What are your own roots?
I was born in the Bronx, New York, of Irish parents. Both of my parents emigrated from Ireland: my mother is from Miltown Malbay, County Clare, and my father is from Portumna, County Galway.

Where do you currently reside?
I live in Yonkers, New York, in the very Irish neighborhood of Woodlawn. I also have a home in County Clare where I love to spend a few months of the year.

When and why did you start playing music?
I was fortunate to grow up in a musical household with my father, Joe Madden, a very well-known and respected musician on the Irish-American scene. When my father arrived in New York, he joined an orchestra led by the legendary Sligo fiddler Paddy Killoran where he played for a number of years until Paddy retired and handed the band over to my Dad. Joe Madden’s orchestra was born, and over the course of decades he played hundreds of events, including weddings, balls, dinner dances, and various other functions. I was one of seven children, and my father noticed early on that I had music in me. After brief stints on the fiddle and piano (2 lessons!), I found the instrument that called to my heart – the whistle. My father’s great friend, noted flute player and National Heritage award winner Jack Coen, lived just five doors away from us and I went to him for my first lesson when I was 12. I was immediately hooked, and I would run home from school to play at every opportunity. When I was 14, my family moved to Yorktown Heights in New York, and from there on I taught myself. New York has some of the best Irish traditional players in the world and I was lucky to have great flute players as influences, including Jack Coen, Mike Raffety, and Mike Preston – the flute player with the Tulla Ceili Band. As soon as I knew two tunes, I was in my dad’s band and loved performing from the get-go.

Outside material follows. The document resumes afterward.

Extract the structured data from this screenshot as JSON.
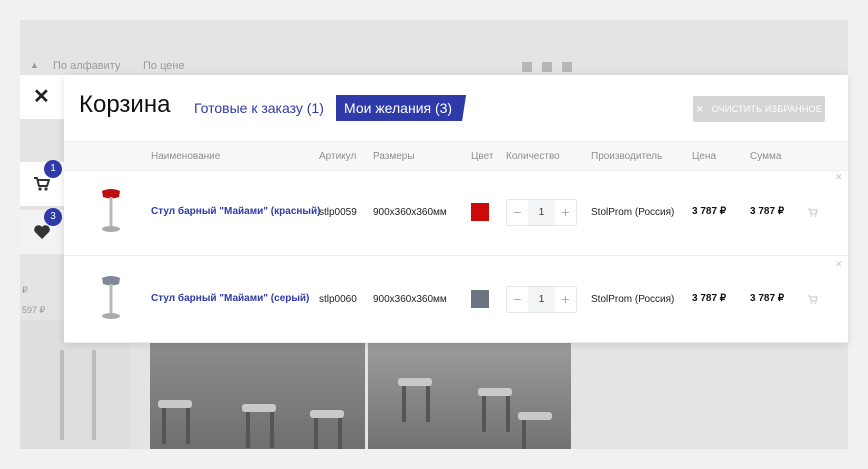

Are they the same reasons you do it today?
I fell in love with Irish music – there is just something about it: it’s like a drug, when it gets under your skin, there is no stopping it. I went away to college to be an accountant because my mother told me I was good with numbers, but I quickly realized that I wanted to make my living playing Irish music and that I would simply be miserable doing anything else. Much to my parents’ dismay, I quit college and went after my dream to make a living playing Irish music.

What are the challenges involved with the vocation?
Anyone who tells a musician that we have the life of Riley has never walked in our shoes. Let me tell you – it is not easy being a musician: you have to create your own work, there is no stability, no pension, an erratic work schedule, and life on the road is very hard. Keeping a band together is not easy, but thankfully I was tenacious and, along with the band, we never gave up.

What are the rewards?
Undoubtedly, it is the people that make all the work and effort worthwhile. To know that you have touched someone’s life with your music, to give someone a bit of happiness and let them forget about their problems for a few hours, and to receive all the touching emails and letters that we get from our fans, make all of the struggle worth it. At the end of the day, to be able to do what you love for a living is beyond rewarding.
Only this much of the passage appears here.